Lawmakers have more than 400 bills to consider.

As the state mandated moratorium on recreational marijuana sales is set to expire on February 1st, lawmakers say a regulatory system needs to be in place soon or the moratorium needs to be extended.

Paul McCarrier, with Legalize Maine, says the public will once again be able to weigh in on the proposed enforcement protocols and details of the adult-use law on Friday at the State House.

"We're very concerned about some of the language in there specifically about the idea of having communities opt-in, which could create 'cannabis deserts,' where you're going to have areas where people don't have access to legal and regulated and taxed cannabis. We're also primarily concerned about making sure this stays a Maine-based business. Just like our fisheries and our lobster industry, we want to make sure Mainers benefit from this adult-use law," said McCarrier.

Medicaid expansion is also expected to take up a lot of legislative attention this session.

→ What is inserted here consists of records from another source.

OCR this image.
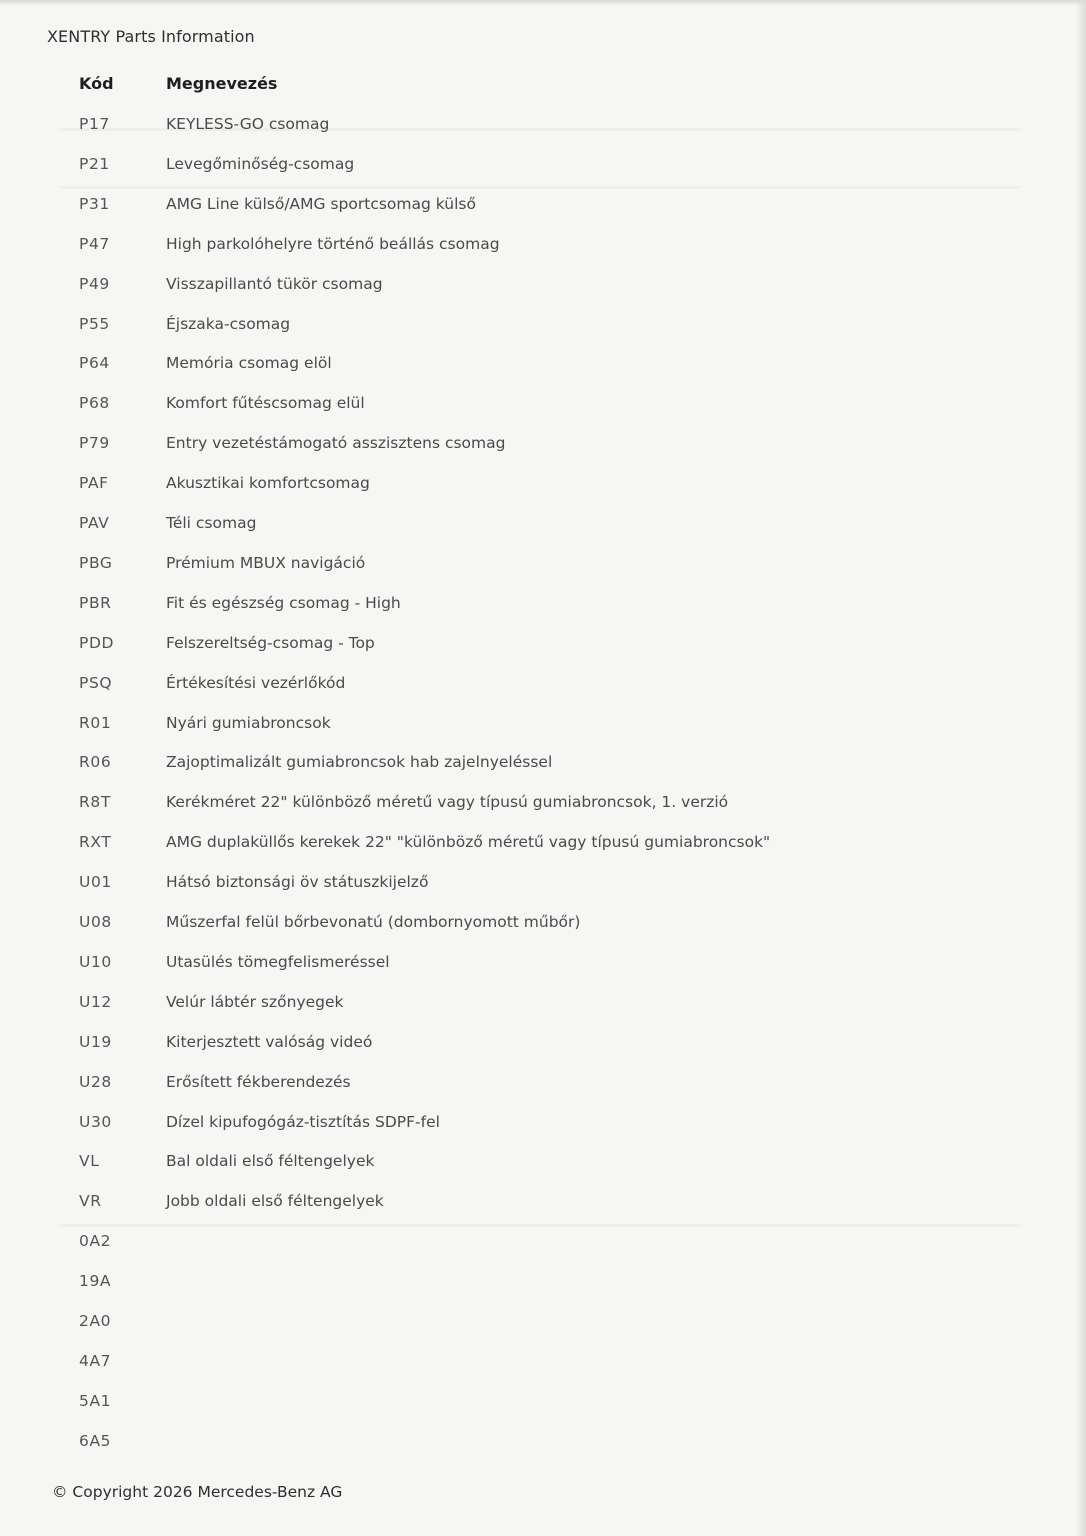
XENTRY Parts Information
Kód	Megnevezés
P17	KEYLESS-GO csomag
P21	Levegőminőség-csomag
P31	AMG Line külső/AMG sportcsomag külső
P47	High parkolóhelyre történő beállás csomag
P49	Visszapillantó tükör csomag
P55	Éjszaka-csomag
P64	Memória csomag elöl
P68	Komfort fűtéscsomag elül
P79	Entry vezetéstámogató asszisztens csomag
PAF	Akusztikai komfortcsomag
PAV	Téli csomag
PBG	Prémium MBUX navigáció
PBR	Fit és egészség csomag - High
PDD	Felszereltség-csomag - Top
PSQ	Értékesítési vezérlőkód
R01	Nyári gumiabroncsok
R06	Zajoptimalizált gumiabroncsok hab zajelnyeléssel
R8T	Kerékméret 22" különböző méretű vagy típusú gumiabroncsok, 1. verzió
RXT	AMG duplaküllős kerekek 22" "különböző méretű vagy típusú gumiabroncsok"
U01	Hátsó biztonsági öv státuszkijelző
U08	Műszerfal felül bőrbevonatú (dombornyomott műbőr)
U10	Utasülés tömegfelismeréssel
U12	Velúr lábtér szőnyegek
U19	Kiterjesztett valóság videó
U28	Erősített fékberendezés
U30	Dízel kipufogógáz-tisztítás SDPF-fel
VL	Bal oldali első féltengelyek
VR	Jobb oldali első féltengelyek
0A2
19A
2A0
4A7
5A1
6A5
© Copyright 2026 Mercedes-Benz AG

The contentious issue will likely be an uphill battle between Republicans, some of whom want to repeal the expansion or ensure it's not funded by raising taxes or raiding surplus funds, and Democrats who are still trying to determine how much it will cost and where that money will come from.

"This is Maine taxpayer money that we will be accepting back from the federal government and it will not be going to other states. 40 other states have implemented this. They haven't gone bankrupt. This is a good opportunity for Maine to provide desperately needed healthcare," said Rep. Erin Herbig, (D) House Majority Leader.

Besides the future of solar policy and the opioid crisis, lawmakers will also need to contend with the recently approved federal tax plan.

"Tax conformity will be a big issue. There's been a significant package passed at the federal level that's going to hopefully provide tax relief for Mainers who desperately need it," said Sen. Michael Thibodeau, (R) Senate President.

Lawmakers are also considering a controversial bill brought forward by Maine's Secretary of State Matthew Dunlap that would ban signature gathering at Maine polls.

"When I have voters tell me they don't go to the polls anymore, they vote absentee because they don't want to run the gauntlet, I think it's time for a conversation. So there's no intent here to undermine the citizen initiative process. Citizen initiatives are one part of this issue, candidates at the polls are another part, now the new informational campaigns and then some of the counter campaigns that have been going on are also part of the conversation," said Dunlap.

This session is expected to adjourn in mid-April.